The ‘Global War On Terror’: What Is It We’re Fighting?
Wednesday, July 23rd, 2008 by RLRFrom The Seattle PI
By Bidisha Biswas
Fighting the so-called “Global War on Terror” has become the cornerstone of our foreign policy. Are we winning or losing this war?
To answer this question, we have to first try and understand what we mean by terrorism. Terrorism is an intensely contested, value-laden term. Despite several debates, the member states of the United Nations are still unable to agree on even a basic definition.
The public discourse in the United States has shown little hint of these contestations. As late as 2006, Defense Secretary Donald Rumsfeld said that ” … any kind of moral and intellectual confusion about who and what is right or wrong can severely weaken the ability of free societies to persevere.”
We have been asked, repeatedly, to assume that terrorists are always wrong; those who fight terrorists are always right.
Most experts agree that terrorism is the deliberate use of violence by nonstate actors against civilians for a political reason.
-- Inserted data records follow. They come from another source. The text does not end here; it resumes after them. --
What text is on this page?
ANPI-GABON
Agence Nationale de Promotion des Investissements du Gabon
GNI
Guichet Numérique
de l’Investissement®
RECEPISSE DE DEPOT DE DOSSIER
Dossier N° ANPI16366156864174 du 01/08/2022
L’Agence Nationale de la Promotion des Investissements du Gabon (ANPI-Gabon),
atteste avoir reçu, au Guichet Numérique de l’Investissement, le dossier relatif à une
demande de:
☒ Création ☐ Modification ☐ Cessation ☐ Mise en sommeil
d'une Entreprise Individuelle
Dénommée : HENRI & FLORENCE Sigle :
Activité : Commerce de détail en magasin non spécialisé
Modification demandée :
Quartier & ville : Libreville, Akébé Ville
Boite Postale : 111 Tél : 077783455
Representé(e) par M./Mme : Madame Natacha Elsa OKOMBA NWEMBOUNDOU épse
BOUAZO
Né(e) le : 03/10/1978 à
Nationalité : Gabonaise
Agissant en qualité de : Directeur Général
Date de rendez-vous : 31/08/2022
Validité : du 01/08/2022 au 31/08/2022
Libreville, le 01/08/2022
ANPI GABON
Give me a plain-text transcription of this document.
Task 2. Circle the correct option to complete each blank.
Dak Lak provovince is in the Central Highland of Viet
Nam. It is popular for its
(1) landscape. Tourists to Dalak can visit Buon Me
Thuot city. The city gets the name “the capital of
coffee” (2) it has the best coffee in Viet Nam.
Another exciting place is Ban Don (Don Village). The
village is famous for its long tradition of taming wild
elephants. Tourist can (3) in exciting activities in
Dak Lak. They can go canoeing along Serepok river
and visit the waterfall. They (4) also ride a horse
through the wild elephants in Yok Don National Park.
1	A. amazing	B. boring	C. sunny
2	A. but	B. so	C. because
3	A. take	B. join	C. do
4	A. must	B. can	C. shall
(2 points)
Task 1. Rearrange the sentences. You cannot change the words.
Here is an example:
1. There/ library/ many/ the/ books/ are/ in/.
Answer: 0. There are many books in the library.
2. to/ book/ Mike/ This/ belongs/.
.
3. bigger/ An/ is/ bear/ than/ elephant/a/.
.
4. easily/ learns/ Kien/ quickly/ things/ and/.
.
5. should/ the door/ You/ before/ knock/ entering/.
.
Yet, even this definition reveals more questions than answers.
For example, when soldiers are killed in noncombat areas (think of troops that died in the 2005 Bali bombings or the 2000 attack on the USS Cole), is that terrorism or is it war? What happens when state-funded militias kill civilians? Should we distinguish between “just” and “unjust” political goals? There are no easy answers to these questions; but pretending that the questions do not even exist dooms our policies to failure.